On a ridge above Lower Hat Creek (Shasta County CA) I found a patch of wooly locoweed (Astragalus purshii). The genus, containing a large number of species, not all of which are poisonous, is found in the Western United States and Western Canada. A. purshii, also commonly called woolypod milkvetch or Pursh’s sheeppod, is a legume belonging to the pea family. It is found mostly in open, dry areas with rocky, thin soils (lithosols).
Many locoweeds are difficult to distinguish and are easily confused with vetches. However, the wooly locoweed is quite distinctive. The perennial plant forms a low mat or cushion that rarely grows more than six inches in height. Depending on location the pea-like flowers can be pink, rose, purple or white. The gray-green leaves are pinnately compound. The entire plant is covered in dense white hairs which makes it look silvery. The hairy legume, or seed pod, resembles a small rabbit’s foot.

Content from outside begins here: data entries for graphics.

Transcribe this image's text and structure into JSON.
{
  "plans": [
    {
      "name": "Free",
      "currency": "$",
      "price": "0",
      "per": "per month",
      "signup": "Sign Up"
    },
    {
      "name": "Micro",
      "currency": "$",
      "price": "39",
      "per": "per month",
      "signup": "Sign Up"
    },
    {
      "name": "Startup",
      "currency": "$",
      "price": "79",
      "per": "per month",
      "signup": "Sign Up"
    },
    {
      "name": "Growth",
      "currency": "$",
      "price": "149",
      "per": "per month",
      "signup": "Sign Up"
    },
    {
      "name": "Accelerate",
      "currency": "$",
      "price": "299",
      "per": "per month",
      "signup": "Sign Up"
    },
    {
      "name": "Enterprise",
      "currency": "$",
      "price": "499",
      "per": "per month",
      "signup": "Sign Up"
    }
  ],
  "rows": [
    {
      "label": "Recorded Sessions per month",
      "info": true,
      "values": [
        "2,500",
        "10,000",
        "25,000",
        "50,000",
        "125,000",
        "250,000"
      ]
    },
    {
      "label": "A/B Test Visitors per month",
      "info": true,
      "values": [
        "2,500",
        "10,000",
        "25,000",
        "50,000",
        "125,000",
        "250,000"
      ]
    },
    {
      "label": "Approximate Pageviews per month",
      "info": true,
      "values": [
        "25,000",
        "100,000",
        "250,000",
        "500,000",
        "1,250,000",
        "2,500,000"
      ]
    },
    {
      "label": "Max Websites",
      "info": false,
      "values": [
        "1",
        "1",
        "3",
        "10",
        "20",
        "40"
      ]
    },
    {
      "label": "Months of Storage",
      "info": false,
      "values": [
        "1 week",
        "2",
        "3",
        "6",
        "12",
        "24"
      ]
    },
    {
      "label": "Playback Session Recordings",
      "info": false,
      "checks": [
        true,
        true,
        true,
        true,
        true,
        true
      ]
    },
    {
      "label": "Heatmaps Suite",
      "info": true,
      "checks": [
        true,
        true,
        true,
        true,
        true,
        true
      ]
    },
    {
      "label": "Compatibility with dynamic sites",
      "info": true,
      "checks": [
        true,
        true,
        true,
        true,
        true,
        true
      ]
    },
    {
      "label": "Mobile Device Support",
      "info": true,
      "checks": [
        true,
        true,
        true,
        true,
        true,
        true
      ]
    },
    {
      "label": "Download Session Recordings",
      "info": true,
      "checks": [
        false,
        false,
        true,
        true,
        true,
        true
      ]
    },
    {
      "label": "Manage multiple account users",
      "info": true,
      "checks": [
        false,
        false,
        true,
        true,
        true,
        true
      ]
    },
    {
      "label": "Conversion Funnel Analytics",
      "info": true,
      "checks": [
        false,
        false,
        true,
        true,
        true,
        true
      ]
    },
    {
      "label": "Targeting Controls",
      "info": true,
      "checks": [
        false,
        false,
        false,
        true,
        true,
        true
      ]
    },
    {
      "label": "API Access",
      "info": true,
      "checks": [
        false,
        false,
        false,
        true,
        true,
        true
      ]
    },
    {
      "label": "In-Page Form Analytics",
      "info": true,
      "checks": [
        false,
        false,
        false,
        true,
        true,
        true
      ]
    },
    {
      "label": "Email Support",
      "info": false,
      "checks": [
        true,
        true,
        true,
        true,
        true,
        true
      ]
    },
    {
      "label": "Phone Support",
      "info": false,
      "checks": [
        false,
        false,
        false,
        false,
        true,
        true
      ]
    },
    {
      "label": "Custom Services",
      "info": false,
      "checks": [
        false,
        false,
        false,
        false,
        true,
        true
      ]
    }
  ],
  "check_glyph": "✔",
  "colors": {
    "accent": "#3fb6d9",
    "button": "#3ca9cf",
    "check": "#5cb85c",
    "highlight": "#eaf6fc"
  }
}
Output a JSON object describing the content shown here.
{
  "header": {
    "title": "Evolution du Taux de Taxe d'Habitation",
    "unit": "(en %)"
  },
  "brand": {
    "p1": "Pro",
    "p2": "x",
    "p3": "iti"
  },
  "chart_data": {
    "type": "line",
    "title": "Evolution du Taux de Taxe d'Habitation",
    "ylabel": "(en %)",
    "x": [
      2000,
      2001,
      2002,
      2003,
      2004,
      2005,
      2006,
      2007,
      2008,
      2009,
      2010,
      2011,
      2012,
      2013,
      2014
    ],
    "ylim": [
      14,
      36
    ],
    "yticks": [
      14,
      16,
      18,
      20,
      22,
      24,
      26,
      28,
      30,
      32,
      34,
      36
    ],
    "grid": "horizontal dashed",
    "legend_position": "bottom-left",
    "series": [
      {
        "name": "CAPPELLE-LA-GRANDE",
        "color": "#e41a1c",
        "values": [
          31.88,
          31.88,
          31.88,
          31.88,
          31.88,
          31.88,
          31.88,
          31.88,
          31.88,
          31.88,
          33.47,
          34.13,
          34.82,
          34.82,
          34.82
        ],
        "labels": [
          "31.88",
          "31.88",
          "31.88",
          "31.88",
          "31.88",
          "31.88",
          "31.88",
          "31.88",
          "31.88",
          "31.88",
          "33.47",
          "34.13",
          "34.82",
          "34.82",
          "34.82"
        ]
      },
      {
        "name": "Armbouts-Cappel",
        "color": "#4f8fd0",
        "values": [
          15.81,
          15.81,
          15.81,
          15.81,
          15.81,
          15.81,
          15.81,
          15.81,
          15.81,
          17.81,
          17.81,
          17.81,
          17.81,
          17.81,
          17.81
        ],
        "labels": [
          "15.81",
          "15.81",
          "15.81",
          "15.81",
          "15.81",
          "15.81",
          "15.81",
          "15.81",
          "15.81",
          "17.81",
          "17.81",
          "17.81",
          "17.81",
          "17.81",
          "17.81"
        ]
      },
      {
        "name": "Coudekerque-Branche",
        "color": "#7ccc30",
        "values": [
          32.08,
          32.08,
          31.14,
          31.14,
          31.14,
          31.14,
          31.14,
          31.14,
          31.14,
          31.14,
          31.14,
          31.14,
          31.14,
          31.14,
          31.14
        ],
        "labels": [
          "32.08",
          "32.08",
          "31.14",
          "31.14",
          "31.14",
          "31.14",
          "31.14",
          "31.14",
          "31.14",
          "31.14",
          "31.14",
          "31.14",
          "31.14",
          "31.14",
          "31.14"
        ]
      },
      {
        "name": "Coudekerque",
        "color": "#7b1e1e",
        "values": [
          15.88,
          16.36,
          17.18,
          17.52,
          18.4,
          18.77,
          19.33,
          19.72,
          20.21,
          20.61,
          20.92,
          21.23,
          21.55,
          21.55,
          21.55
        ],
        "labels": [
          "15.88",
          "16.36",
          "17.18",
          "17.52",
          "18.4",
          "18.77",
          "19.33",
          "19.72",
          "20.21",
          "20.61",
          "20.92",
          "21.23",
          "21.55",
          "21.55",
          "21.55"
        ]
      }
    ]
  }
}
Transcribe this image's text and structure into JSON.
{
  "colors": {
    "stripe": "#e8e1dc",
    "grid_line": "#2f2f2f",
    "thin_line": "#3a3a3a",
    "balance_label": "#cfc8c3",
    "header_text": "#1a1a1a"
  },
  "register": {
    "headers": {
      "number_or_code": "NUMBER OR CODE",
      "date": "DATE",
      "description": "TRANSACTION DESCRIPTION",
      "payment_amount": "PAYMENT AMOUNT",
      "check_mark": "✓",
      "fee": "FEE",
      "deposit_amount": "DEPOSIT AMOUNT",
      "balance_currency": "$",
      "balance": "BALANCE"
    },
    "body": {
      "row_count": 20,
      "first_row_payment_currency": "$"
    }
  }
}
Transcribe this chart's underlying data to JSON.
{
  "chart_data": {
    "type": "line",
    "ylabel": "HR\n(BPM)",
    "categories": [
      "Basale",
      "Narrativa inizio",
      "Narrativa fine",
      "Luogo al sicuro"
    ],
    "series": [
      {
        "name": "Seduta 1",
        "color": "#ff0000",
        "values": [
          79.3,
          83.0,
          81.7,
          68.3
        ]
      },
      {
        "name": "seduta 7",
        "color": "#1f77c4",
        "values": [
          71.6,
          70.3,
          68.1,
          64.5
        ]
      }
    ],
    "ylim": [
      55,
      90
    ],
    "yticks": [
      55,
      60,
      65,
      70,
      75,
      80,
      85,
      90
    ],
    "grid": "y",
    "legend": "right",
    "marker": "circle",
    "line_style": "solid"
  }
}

When ripe, the seed pod contains small black seeds which are wooly locoweed’s main method of propagation.
Wooly locoweed (“loco” from the Spanish for “crazy”) is poisonous because it contains an alkaloid, swainsonine, that affects livestock. The effects of swainsonine are cumulative and many plants must be eaten over many days before the symptoms appear. Once symptoms are noticed animals rarely recover completely. Locoweed ingestion causes a lack of coordination and muscle control, a slow swaggering gait (particularly in horses), distorted vision and unpredictable behavior, especially when aroused or excited. Livestock usually avoid eating locoweed, but once they do eat it they become “hooked” and continue to addictively eat locoweed.
Because of its poisonous nature wooly locoweed is not used for culinary or medicinal purposes. The Thompson Indians of British Columbia did make a decoction of A. purshii for use as a body and hair wash. I assume they did not drink it but only used the locoweed externally.
Wooly locoweed is a pretty little plant that I always enjoy finding.